John Daly
- Type: Mixed drink
- Ingredients: Lemonade and iced tea
- Base spirit: Vodka

= John Daly (cocktail) =

Alcoholic mixed drink

A John Daly is an alcoholic mixed drink consisting of lemonade, iced tea, and vodka, named after American golfer John Daly. It can also be made with lemonade and sweet tea vodka (a vodka infusion). The drink is an alcoholic version of the Arnold Palmer (also named after an American golfer); the John Daly cocktail's name is a tongue-in-cheek reference to Daly's public struggles with alcoholism.

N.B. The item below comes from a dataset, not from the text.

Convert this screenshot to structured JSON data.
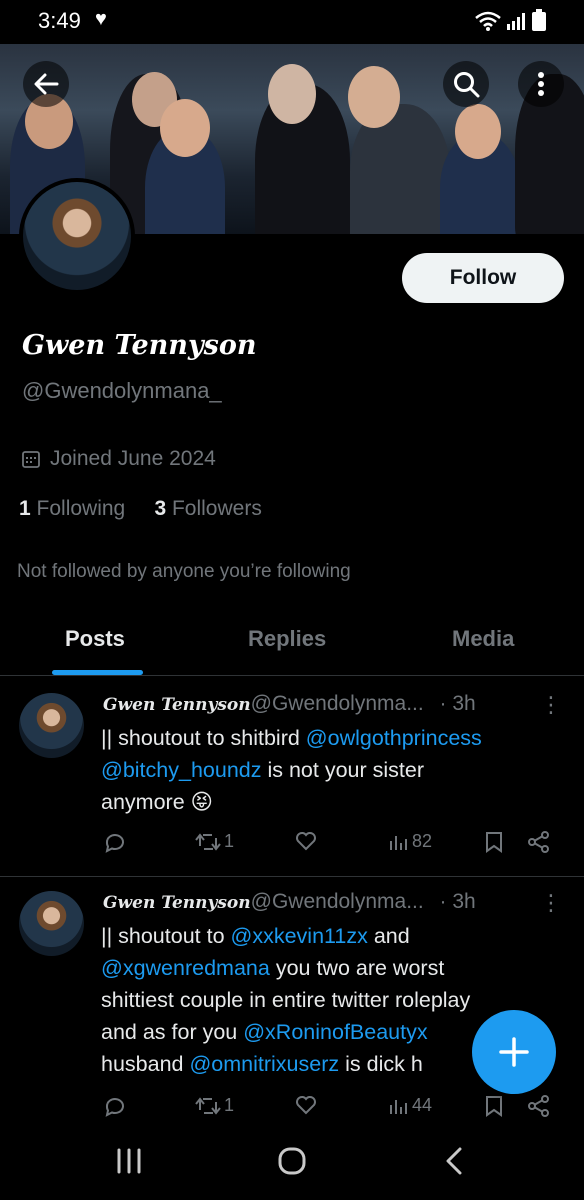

The drink was initially made popular at the Whiskey Creek Golf Course in Fort Myers, Florida, by bartender Daton Lewis during Daly's 2005 run at the Dirty Gator Open. Daly considered the use of his name without authorization to be trademark infringement. In response, Daly formed the GIASI Beverage Company in 2010 with two of his close friends. Daly is the majority share holder. GIASI stands for "Grip It And Sip It", a play on words of his "Grip it and Rip it" catch phrase. Bottled by Frank-Lin Distiller's in Fairfield, California, the official Original John Daly Cocktail came to market in 2013. Initial reach in California and Nevada has swept to 13 states including his home state of Arkansas, Texas and Illinois. GIASI offers three different flavors of the 30 proof ABV vodka-based 'READY TO DRINK' cocktail: sweet tea/lemonade, peach tea/lemonade, and raspberry tea/lemonade.

==Variations==
One variation is the Southern-Style John Daly, which includes bourbon and mint in place of the vodka.